Il nuovo sistema di valutazione della produttività dei magistrati

toghe_sliderLa quarta Commissione del Csm ha portato a termine una ricerca sui tempi e sui carichi di lavoro dei magistrati

 

ROMA – Il 30% dei magistrati italiani, contro il luogo comune della scarsa laboriosità, lavora più dello standard minimo previsto. A sfatare quello che è sempre apparso come un triste tabù, tra le cause della crisi della giustizia italiana, il Consiglio superiore della Magistratura ha illustrato oggi ai Presidenti delle Corti d’Appello lo stato di attuazione del nuovo sistema di valutazione della produttività dei magistrati. Il lavoro di sperimentazione, coordinato dalla quarta commissione del Csm, in collaborazione con il ministero della Giustizia, è stato introdotto dal vicepresidente Michele Vietti e illustrato dal presidente della Commissione, il consigliere Giovanna Di Rosa.

Lo standard minimo, ha spiegato nella sua relazione il consigliere Di Rosa, ”è calcolato come risultato di un percorso complesso di valorizzazione dello specifico lavoro di ogni magistrato” in relazione alle ”condizioni organizzative dell’ufficio di riferimento”. La sperimentazione, partita a marzo e conclusasi il 30 giugno scorso, e’ stata condotta su un totale di 575 magistrati: 100 per il settore civile; 337 pubblici ministeri e 72 magistrati giudicanti. Per i giudici di sorveglianza, solo 15 i casi presi in esame. Risultato: il 30% lavora più del minimo previsto. Un dato, ha commentato Vietti, che ”sfata il luogo comune secondo cui i magistrati italiani non lavorano. Purtroppo spesso svolgono la loro attività in condizioni particolarmente difficili, dovute alla disorganizzazione degli uffici, che è frutto di una cattiva distribuzione sul territorio e della loro dimensione spesso non ottimale.
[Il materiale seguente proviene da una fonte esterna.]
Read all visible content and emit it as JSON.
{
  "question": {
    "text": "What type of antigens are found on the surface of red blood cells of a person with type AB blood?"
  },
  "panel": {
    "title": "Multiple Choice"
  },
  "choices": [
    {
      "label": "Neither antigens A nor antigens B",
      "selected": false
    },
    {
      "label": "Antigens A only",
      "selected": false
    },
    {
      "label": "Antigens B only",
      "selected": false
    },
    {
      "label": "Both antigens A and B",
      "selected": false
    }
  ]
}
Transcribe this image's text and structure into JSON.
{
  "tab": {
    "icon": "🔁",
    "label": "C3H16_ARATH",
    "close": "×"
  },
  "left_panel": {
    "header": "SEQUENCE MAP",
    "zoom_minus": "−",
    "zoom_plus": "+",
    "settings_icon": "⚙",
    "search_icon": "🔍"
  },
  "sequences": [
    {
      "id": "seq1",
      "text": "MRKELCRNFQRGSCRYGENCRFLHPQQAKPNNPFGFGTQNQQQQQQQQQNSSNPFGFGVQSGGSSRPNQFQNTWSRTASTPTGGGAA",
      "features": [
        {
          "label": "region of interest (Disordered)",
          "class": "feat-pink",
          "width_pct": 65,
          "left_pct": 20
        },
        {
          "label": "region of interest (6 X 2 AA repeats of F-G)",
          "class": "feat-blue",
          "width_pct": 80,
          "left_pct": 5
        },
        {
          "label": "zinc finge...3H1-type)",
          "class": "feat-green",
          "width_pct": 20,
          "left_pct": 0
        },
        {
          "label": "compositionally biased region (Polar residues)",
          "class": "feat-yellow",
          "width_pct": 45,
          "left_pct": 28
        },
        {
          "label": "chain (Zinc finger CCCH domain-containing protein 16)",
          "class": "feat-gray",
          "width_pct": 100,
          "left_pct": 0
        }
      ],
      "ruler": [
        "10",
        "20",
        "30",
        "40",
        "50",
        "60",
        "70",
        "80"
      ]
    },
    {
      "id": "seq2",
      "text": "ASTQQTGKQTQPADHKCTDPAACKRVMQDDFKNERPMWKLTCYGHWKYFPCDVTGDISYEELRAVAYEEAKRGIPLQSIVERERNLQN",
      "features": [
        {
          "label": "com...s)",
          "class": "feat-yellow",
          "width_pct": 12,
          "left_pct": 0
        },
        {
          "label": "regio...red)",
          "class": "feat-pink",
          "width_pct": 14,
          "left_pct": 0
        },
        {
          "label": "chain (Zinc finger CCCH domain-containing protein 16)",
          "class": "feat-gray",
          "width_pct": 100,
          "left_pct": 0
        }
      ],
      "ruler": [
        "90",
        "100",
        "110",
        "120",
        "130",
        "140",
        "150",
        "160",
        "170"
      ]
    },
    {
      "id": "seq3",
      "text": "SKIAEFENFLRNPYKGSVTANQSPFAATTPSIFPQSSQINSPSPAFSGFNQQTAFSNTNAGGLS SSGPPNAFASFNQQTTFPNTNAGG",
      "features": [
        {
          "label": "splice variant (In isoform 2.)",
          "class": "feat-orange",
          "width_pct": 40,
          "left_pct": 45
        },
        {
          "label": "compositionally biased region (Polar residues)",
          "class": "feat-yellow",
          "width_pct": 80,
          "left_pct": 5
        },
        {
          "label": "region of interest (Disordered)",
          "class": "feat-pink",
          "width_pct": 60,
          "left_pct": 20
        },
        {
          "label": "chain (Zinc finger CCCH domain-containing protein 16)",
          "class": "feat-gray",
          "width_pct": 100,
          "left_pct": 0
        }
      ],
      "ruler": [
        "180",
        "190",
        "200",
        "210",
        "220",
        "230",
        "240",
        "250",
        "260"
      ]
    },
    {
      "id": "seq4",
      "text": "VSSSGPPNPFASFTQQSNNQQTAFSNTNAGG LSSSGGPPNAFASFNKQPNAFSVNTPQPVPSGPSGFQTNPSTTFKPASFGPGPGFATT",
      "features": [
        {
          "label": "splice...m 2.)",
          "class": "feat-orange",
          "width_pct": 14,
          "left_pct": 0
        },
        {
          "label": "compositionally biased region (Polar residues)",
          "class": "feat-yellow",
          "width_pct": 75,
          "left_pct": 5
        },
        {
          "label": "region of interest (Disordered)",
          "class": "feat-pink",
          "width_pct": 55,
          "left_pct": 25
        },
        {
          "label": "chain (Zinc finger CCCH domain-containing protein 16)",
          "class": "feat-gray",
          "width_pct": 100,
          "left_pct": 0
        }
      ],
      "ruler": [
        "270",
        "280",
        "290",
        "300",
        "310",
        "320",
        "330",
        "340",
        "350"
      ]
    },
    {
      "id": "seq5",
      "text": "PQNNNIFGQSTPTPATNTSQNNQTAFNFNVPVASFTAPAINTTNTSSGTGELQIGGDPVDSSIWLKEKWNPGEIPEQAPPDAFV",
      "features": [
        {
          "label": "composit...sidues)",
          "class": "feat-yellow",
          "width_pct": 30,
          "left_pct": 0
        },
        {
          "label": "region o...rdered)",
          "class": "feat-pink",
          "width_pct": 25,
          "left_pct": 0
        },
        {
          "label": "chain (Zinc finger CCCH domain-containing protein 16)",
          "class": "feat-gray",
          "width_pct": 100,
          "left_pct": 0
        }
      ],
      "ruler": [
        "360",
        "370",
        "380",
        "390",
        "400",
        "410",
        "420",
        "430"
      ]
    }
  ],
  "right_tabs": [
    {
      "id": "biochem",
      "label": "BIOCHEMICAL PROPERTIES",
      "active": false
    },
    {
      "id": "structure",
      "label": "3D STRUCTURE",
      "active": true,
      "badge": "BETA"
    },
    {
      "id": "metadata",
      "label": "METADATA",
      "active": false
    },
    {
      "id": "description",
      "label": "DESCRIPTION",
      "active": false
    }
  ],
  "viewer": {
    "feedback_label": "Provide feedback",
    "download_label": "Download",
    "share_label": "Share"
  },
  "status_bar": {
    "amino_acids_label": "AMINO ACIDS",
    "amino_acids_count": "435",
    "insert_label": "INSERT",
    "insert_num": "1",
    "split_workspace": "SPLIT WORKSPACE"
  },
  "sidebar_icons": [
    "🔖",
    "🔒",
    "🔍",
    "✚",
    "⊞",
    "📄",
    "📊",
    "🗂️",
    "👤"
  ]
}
E’ un tema antico e irrisolto – ha sottolineato – quello della necessità di rivedere la geografia giudiziaria”.

I nuovi standard valutativi dei magistrati si sono basati sul sistema definito del ‘clustering’ e cioe’ con l’individuazione, sulla base dei dati statistici acquisiti, di gruppi omogenei di magistrati, giudici e pm, per tipologia di uffici, materia trattata e carico di lavoro, nonchè individuazione di produttività media per ogni gruppo omogeneo riscontrato. “Si impone – ha detto ancora il vicepresidente del Csm Vietti – una lettura dei dati statistici nuova. E’ ormai acquisita la consapevolezza che il dato numerico deve essere interpretato nel contesto lavorativo in cui opera il magistrato. Dobbiamo ottenere che tutti gli uffici applichino gli stessi standard e centralizzino i loro esiti e infine, su questi dati, il Csm potrà fare il lavoro di valutazione”. Il vicepresidente del Csm ha poi aggiunto che i palazzi di giustizia “non sono templi per iniziati, ma sono il crocevia per lo sviluppo socio-economico del Paese”. E dunque,  anche qui “si compie la sfida della competitività del sistema. I tempi della giustizia non possono più essere una variabile indipendente nel sistema giudiziario”.

Del resto, anche il governatore della Banca d’Italia, ha evidenziato Vietti, “ha detto che la lentezza della giustizia civile costa in questo Paese un punto di Pil, e questa è una responsabilità per tutti quelli che operano nel sistema. Per questo il Csm ha lavorato e lavora assiduamente su questa materia, sia sugli standard di produttività dei magistrati che sui flussi di lavoro dei singoli uffici”.